Dans des évaluations incluant des données de séquençage de patients désidentifiées, V2P a souvent classé la véritable mutation causant la maladie parmi les 10 principales variantes candidates dans un cas donné, un résultat que l’équipe de Mount Sinai dit pouvoir aider à rationaliser et accélérer le processus diagnostique.
« Notre approche nous permet d’identifier les changements génétiques les plus pertinents pour l’état d’un patient, plutôt que de trier des milliers de variantes possibles », a déclaré David Stein, PhD, premier auteur de l’étude, dans un communiqué de Mount Sinai. « En déterminant non seulement si une variante est pathogène mais aussi le type de maladie qu’elle est susceptible de causer, nous pouvons améliorer à la fois la vitesse et la précision de l’interprétation génétique et du diagnostic. »
L’auteur co-senior Avner Schlessinger, PhD, professeur de sciences pharmacologiques et directeur du centre de découverte de médicaments à petites molécules par IA à Icahn Mount Sinai, a mis en lumière le potentiel de l’outil au-delà des tests cliniques. « Au-delà du diagnostic, V2P pourrait aider les chercheurs et les développeurs de médicaments à identifier les gènes et les voies les plus étroitement liées à des maladies spécifiques », a-t-il dit. « Cela peut guider le développement de thérapies génétiquement adaptées aux mécanismes de la maladie, en particulier dans les affections rares et complexes. »

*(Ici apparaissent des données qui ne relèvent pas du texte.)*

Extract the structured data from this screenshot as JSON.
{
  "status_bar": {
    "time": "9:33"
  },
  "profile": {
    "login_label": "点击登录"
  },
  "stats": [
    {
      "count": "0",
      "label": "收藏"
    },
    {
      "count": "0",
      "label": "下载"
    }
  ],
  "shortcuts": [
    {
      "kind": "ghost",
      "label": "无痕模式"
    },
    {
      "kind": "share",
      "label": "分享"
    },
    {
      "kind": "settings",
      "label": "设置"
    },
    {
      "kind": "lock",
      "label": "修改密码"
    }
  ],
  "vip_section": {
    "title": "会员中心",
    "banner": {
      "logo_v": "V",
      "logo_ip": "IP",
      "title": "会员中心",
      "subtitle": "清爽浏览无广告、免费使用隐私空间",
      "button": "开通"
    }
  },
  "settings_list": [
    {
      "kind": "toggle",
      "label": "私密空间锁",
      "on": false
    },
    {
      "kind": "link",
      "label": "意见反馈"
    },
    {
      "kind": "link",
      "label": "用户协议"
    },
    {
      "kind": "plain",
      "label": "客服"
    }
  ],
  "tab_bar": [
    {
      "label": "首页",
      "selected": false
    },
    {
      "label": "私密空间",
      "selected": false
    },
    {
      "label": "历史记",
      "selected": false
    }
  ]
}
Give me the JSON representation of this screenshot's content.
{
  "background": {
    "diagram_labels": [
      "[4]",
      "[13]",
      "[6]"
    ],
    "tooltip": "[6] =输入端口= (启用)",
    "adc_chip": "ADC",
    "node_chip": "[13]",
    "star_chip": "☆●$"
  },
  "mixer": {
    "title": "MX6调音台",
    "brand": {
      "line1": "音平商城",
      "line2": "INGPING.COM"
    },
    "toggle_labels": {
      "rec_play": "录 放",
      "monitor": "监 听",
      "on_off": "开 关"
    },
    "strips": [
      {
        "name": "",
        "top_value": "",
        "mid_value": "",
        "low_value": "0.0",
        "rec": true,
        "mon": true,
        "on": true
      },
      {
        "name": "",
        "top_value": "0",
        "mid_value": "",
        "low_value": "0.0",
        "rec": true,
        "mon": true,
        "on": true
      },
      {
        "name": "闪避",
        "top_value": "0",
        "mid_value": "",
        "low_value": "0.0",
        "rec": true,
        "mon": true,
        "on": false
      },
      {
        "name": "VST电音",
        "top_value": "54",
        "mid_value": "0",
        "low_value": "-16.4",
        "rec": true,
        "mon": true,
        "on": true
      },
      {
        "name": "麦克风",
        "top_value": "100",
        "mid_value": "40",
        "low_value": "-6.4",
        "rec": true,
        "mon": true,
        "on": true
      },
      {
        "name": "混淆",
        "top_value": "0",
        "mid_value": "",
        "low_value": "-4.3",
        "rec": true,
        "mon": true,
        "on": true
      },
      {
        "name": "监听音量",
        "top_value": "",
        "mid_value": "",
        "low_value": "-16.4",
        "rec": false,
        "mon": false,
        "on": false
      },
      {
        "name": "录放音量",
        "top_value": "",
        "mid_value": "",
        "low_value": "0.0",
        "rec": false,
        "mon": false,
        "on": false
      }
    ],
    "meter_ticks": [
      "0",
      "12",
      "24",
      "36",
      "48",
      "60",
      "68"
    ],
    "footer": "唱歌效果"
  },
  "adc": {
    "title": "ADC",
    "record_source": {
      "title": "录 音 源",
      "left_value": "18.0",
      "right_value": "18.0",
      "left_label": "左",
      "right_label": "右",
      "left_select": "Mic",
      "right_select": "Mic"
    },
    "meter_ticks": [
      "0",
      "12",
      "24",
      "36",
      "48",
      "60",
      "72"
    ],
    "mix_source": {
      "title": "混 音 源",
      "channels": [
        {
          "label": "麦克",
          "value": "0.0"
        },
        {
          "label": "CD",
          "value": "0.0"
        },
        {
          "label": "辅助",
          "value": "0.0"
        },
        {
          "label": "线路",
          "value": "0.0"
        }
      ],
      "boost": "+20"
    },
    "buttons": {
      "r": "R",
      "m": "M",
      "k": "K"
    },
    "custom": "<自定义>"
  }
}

À ce jour, V2P trie les mutations en grandes catégories de maladies, y compris les troubles du système nerveux et les néoplasies (cancers). L’équipe de recherche prévoit d’affiner le système pour qu’il puisse faire des prédictions plus détaillées et intégrer ses résultats à des sources de données supplémentaires, dans le but de soutenir davantage la découverte de cibles et le développement de médicaments.
« V2P nous donne une fenêtre plus claire sur la façon dont les changements génétiques se traduisent en maladie, ce qui a des implications importantes pour la recherche et les soins aux patients », a déclaré Yuval Itan, PhD, co-auteur senior et professeur associé d’intelligence artificielle et de santé humaine à Icahn Mount Sinai. « En reliant des variantes spécifiques aux types de maladies qu’elles sont les plus susceptibles de causer, nous pouvons mieux prioriser les gènes et les voies qui méritent une investigation plus approfondie. Cela nous aide à passer plus efficacement de la compréhension de la biologie à l’identification d’approches thérapeutiques potentielles et, en fin de compte, à adapter les interventions au profil génomique spécifique d’un individu. »
Le travail, décrit dans l’article de Nature Communications « Expanding the utility of variant effect predictions with phenotype-specific models », a été dirigé par Stein et les co-auteurs Meltem Ece Kars, Baptiste Milisavljevic, Matthew Mort, Peter D. Stenson, Jean-Laurent Casanova, David N. Cooper, Bertrand Boisson, Peng Zhang, Schlessinger et Itan.
Selon Mount Sinai, la recherche a été soutenue par les subventions des National Institutes of Health R24AI167802 et P01AI186771, un financement de la Fondation Leducq, et la subvention 2209-05535 du Leona M. and Harry B. Helmsley Charitable Trust. Un soutien supplémentaire est venu des subventions NIH R01CA277794, R01HD107528 et R01NS145483, ainsi que des subventions Clinical and Translational Science Awards UL1TR004419 et des prix d’infrastructure S10OD026880 et S10OD030463.
Les auteurs de l’étude et les chercheurs de Mount Sinai affirment que le système fait avancer la médecine de précision en fournissant un moyen à haut débit pour cartographier les variantes génétiques humaines vers des phénotypes de maladies probables, permettant potentiellement des interventions plus rapides et plus ciblées basées sur le profil génétique d’un individu.